141March 6, 2025

Tate Modern, London, on March 4 revealed that it has awarded Northern Sámi artist and author Máret Ánne Sara the 2025Turbine Hall commission. Sara is known for sculptures and installations exploring global ecological issues through the lens of her lived experience within the Sámi community. Among the themes she has taken up to date are the effects of Nordic colonialism on Sámi ways of life and the importance of preserving Sámi ancestral knowledge and values to protect the environment for future generations. Her commission, the first public display of her work in the UK, will open on October 14 and will remain on view through April 6, 2026.
“Máret Ánne Sara is among a prolific group of Sámi artists who have received widespread international attention in recent years for making visible the issues facing Sápmi and Sámi people,” said Tate Modern director Karin Hindsbo in a statement. “By addressing the major social, ecological and political concerns of her community, Sara hopes not only to increase interest and awareness, but also to effect real change. I’m thrilled she will be creating her first work in the UK here at Tate Modern and I look forward to seeing how she will transform the Turbine Hall. I’m sure it will be both challenging and full of wonder.”
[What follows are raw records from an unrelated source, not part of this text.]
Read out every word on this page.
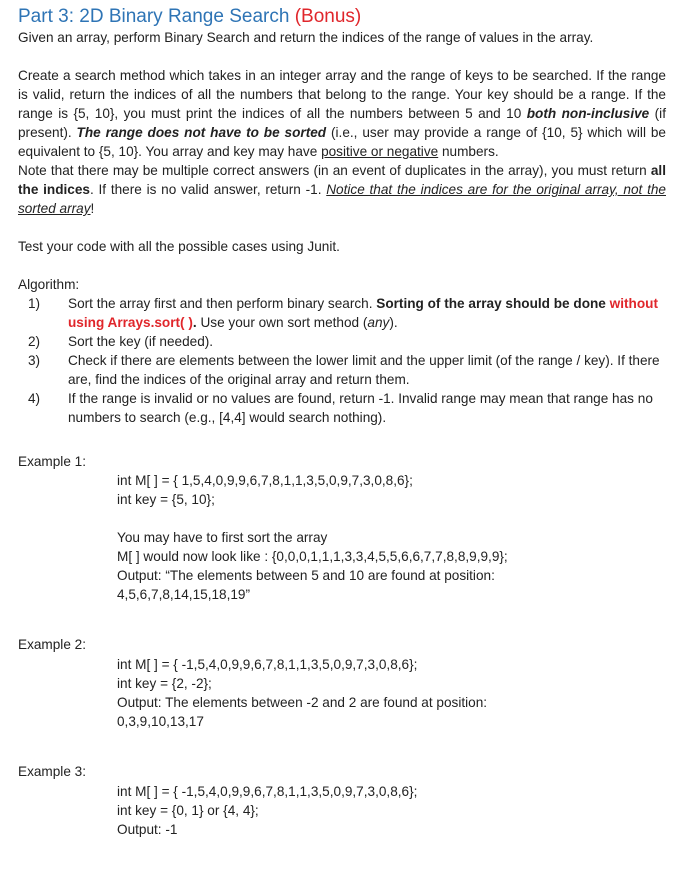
Part 3: 2D Binary Range Search (Bonus)

Given an array, perform Binary Search and return the indices of the range of values in the array.

Create a search method which takes in an integer array and the range of keys to be searched. If the range is valid, return the indices of all the numbers that belong to the range. Your key should be a range. If the range is {5, 10}, you must print the indices of all the numbers between 5 and 10 both non-inclusive (if present). The range does not have to be sorted (i.e., user may provide a range of {10, 5} which will be equivalent to {5, 10}. You array and key may have positive or negative numbers.

Note that there may be multiple correct answers (in an event of duplicates in the array), you must return all the indices. If there is no valid answer, return -1. Notice that the indices are for the original array, not the sorted array!

Test your code with all the possible cases using Junit.

Algorithm:

1) Sort the array first and then perform binary search. Sorting of the array should be done without using Arrays.sort( ). Use your own sort method (any).
2) Sort the key (if needed).
3) Check if there are elements between the lower limit and the upper limit (of the range / key). If there are, find the indices of the original array and return them.
4) If the range is invalid or no values are found, return -1. Invalid range may mean that range has no numbers to search (e.g., [4,4] would search nothing).
Example 1:
int M[ ] = { 1,5,4,0,9,9,6,7,8,1,1,3,5,0,9,7,3,0,8,6};
int key = {5, 10};
You may have to first sort the array
M[ ] would now look like : {0,0,0,1,1,1,3,3,4,5,5,6,6,7,7,8,8,9,9,9};
Output: “The elements between 5 and 10 are found at position:
4,5,6,7,8,14,15,18,19”
Example 2:
int M[ ] = { -1,5,4,0,9,9,6,7,8,1,1,3,5,0,9,7,3,0,8,6};
int key = {2, -2};
Output: The elements between -2 and 2 are found at position:
0,3,9,10,13,17
Example 3:
int M[ ] = { -1,5,4,0,9,9,6,7,8,1,1,3,5,0,9,7,3,0,8,6};
int key = {0, 1} or {4, 4};
Output: -1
Born in 1983 to a Sámi reindeer herding family in Guovdageaidnu in the Norwegian part of Sápmi, where she lives and works today, Sara frequently incorporates into her practice materials and methodologies derived from reindeer herding. The founder of the Dáiddadállu artist collective, she has shown her work at major exhibitions including Documenta 14 and the Fifty-Ninth Venice Biennale. Sara points up the reciprocal relationship between animals, humans, and the environment in works such as the 2017 installation Pile o’ Sápmi, shown at Documenta. Featuring hundreds of reindeer skulls hung in a curtain, the installation commented on the cull decreed by the Norwegian Reindeer Herding Act, which goes against Sámi traditions. Another work, Ale suova sielu sáiget, 2022, a rotating carousel of cured red reindeer calves and dried plants from the tundra, presented at the Venice Biennale, addressed the impact of climate change on both the animals and the Sámi people.